Madagascar, however, seeks to engage audiences through dialogue and reference. While the story is ostensibly directed at children, it is about zoo animals and has dancing, singing, and a share of "foul" language, the dialogue and cinematics go for the adults. I was struck by this early in the film when the lion character describes the penguins as "psychotic." The language felt too old for the audience - use crazy and kids will get it, use psychotic and many lose the moment. Beyond this minor moment though, the film was littered with references to other films that children really will not get. A reference to The Planet of the Apes was the most obvious but also the one that fell, to my mind, the most flat as they had to "clean it up" for kids. This marks the feeling I had throughout the film of the filmakers wanting to make references and jokes, but at the expense of what else was happening in the film.
The more interesting comparison for me between the two films, though, is the question of eating other animals. The brief moments in Nemo with Bruce are wonderful for their playfulness in remaking the top predator of the undersea world into a recovering addict. It fits well with the overall theme of the film and the other characters who are working to overcome flaws like a little fin or deepseated fears.
Madagascar does something similar with Alex the lion. He has been raised in the zoo eating steaks, and when they find themselves in Madagascar he has to deal with his role as a top predator and desire to eat his best friend Marty the zebra. In this film, though, this becomes a much bigger issue taking up much of the last part of the film. Somehow, Alex overcomes his desires and rescues his friends; then he is seen to become a sushi loving lion. For Alex, fish are food.
This character trait throws into relief some things about Bruce that are left unanswered and bring up some larger questions. At the end of Nemo, Bruce is friends with Nemo and his father, but it is not clear what he will now eat. What does he put in place of fish for his food?
More interestingly, though, the two bring up the issue of how the films are refiguring this position of the top predator into one that is unthreatening or at least more palatable. It is at once a recognition of the dangerousness that lurks behind these characters and their need to be recuperated for children to enjoy. (I am reminded of watching an animal show about lions recently with my son and how he was shocked to see a group of lions take down and eat, quite graphically, a baby elephant. It didn't traumatize him, but it certainly changed his understanding of lions.)

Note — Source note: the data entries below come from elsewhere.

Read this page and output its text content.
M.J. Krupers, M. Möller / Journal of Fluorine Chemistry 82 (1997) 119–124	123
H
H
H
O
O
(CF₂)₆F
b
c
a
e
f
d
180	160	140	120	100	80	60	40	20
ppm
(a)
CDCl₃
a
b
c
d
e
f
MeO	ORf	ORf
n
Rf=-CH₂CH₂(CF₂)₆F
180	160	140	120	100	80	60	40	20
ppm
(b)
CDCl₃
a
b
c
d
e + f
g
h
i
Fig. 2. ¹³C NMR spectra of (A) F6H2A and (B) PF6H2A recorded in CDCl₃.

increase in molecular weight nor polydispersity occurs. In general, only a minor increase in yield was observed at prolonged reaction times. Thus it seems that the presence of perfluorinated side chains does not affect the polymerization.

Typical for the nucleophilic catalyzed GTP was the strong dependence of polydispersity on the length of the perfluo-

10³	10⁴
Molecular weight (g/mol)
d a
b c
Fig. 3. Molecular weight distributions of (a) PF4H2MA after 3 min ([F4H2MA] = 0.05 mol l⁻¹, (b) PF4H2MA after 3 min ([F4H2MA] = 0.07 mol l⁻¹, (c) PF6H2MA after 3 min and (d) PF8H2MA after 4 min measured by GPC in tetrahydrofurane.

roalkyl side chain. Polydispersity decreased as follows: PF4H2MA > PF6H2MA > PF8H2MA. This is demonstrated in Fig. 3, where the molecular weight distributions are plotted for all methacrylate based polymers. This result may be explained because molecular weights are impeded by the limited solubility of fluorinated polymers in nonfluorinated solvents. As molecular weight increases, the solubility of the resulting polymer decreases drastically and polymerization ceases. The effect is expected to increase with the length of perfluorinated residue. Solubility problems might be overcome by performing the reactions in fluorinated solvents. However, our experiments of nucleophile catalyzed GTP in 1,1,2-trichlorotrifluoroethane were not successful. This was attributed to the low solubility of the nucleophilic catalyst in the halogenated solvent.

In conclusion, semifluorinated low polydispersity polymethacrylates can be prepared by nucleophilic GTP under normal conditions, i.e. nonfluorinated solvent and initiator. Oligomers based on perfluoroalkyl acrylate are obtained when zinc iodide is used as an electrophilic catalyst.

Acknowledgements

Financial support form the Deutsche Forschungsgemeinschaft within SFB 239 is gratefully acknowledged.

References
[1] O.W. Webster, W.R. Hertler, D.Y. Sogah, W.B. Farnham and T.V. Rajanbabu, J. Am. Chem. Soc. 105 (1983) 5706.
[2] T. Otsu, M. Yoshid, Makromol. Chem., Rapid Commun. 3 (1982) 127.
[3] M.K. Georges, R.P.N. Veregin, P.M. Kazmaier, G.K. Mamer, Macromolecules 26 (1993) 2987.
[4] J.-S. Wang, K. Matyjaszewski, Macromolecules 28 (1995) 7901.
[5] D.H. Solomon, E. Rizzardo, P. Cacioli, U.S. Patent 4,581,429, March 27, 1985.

Some on the web, I will not link, have complained that this is an example of some sort of pollyannaishness - making predators into nice animals. But I think that is too simple as we have long done that without recognizing the things that predators do - especially for lions. I wonder, though, what more is going on here. Again, Nemo seems to make the questions more interesting as there are more obvious issues of gender running though there, but Madagascar makes that as well. Overlaid on that in Madagascar is also the question of race. Alex is white while Marty is black. I would want to think more about this, but I wonder if both films are working with reconfiguring dominant masculinity is a way that makes it less threatening to others, but without really taking way the threat.